◆モロッコの占領に反対するサハラーウィへ繰り返される人権侵害

1991年の停戦以降をふりかえれば、サハラーウィの犠牲者は「初」ではない。
西サハラのモロッコ占領地では、モロッコの占領に異を唱えるサハラーウィが逮捕、監禁、拷問され、多数の死者、行方不明者が発生している。

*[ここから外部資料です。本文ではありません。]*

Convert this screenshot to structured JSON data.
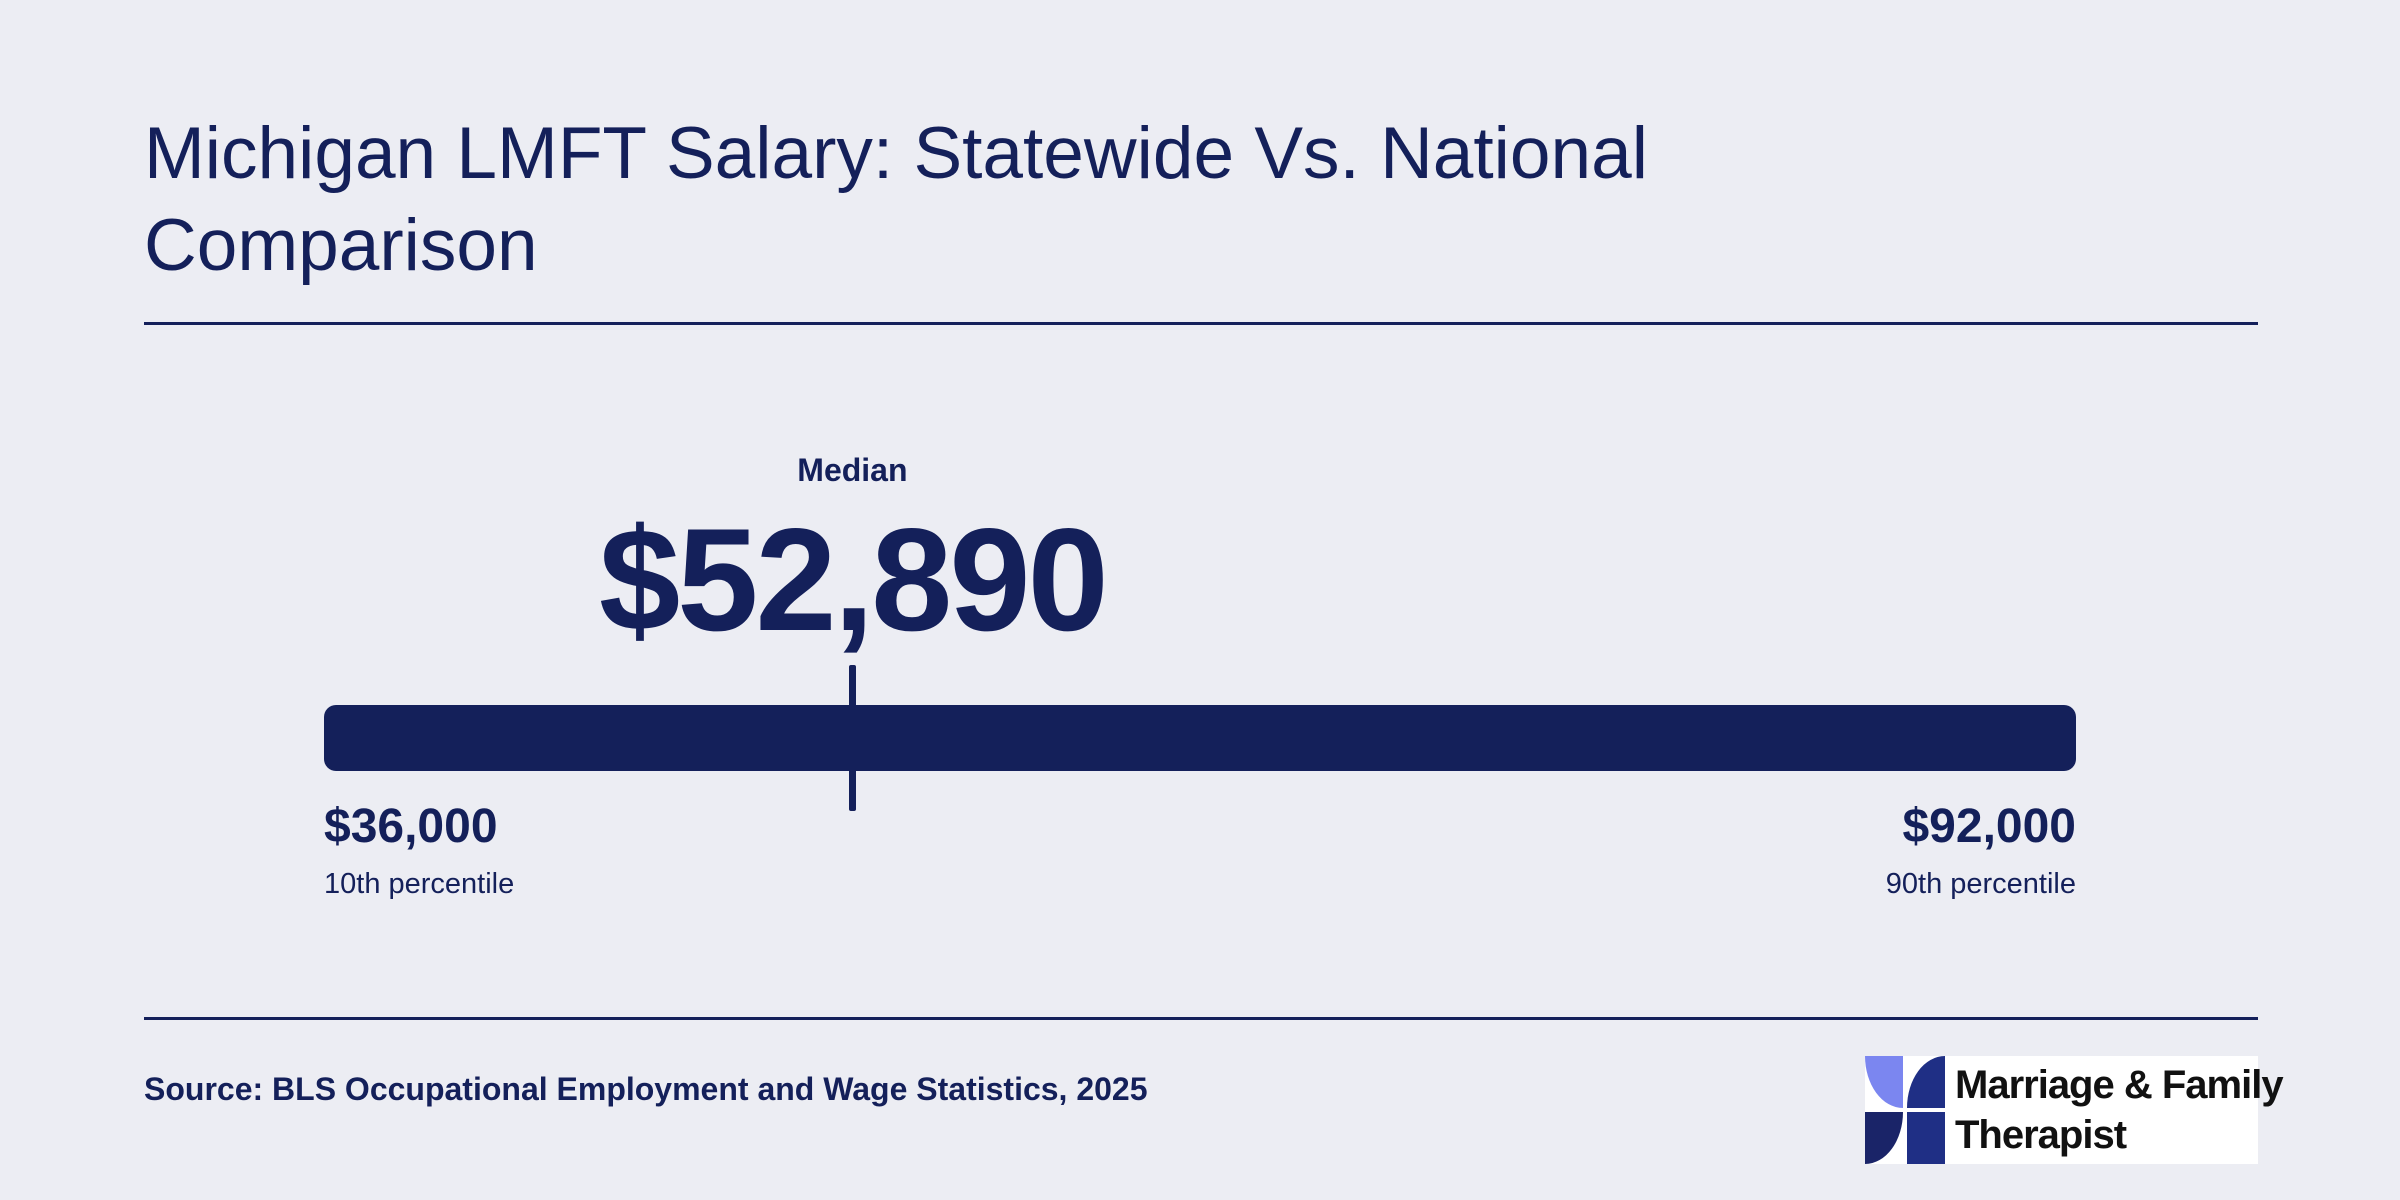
{
  "chart_data": {
    "type": "range",
    "title": "Michigan LMFT Salary: Statewide Vs. National Comparison",
    "min": 36000,
    "max": 92000,
    "median": 52890,
    "median_label": "Median",
    "median_display": "$52,890",
    "low": {
      "value_display": "$36,000",
      "label": "10th percentile"
    },
    "high": {
      "value_display": "$92,000",
      "label": "90th percentile"
    }
  },
  "source": "Source: BLS Occupational Employment and Wage Statistics, 2025",
  "logo": {
    "line1": "Marriage & Family",
    "line2": "Therapist",
    "icon": "pinwheel-logo-icon",
    "colors": {
      "light": "#7b86f0",
      "dark": "#1f2f85",
      "navy": "#1a2468"
    }
  },
  "colors": {
    "background": "#ecedf3",
    "primary": "#14205a"
  }
}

西サハラ問題の解決は住民投票をもって決められると約束されていたはずだ。それでもモロッコは、西サハラの占領の既成事実を進め、占領地内に暮らすサハラーウィへの弾圧を続けている。1991年の停戦から30年が経つ。サハラーウィにとって、住民投票の実施を信じただ耐え続けるには、あまりにも長い。「いつまで我慢すればいいのか」「仲間が傷付けられているのに、私たちは耐えることしか許されないのか」など、サハラーウィからは我慢の限界に達した声が聞こえてくる。

2020年12月、アメリカのトランプ大統領は西サハラにおけるモロッコの主権を認める大統領宣言を発表した。大国独自の論理を前に、国連での約束はこのまま反故にされてしまうのだろうか。それでもサハラーウィは、じっと耐え続けなければならないのか。

日本は西サハラの資源輸入国である。私たちもまた、西サハラに関与する国のひとつとして、国連中心主義を再確認しながら、西サハラに関心を持ち、解決をともに考える責任があるはずだろう。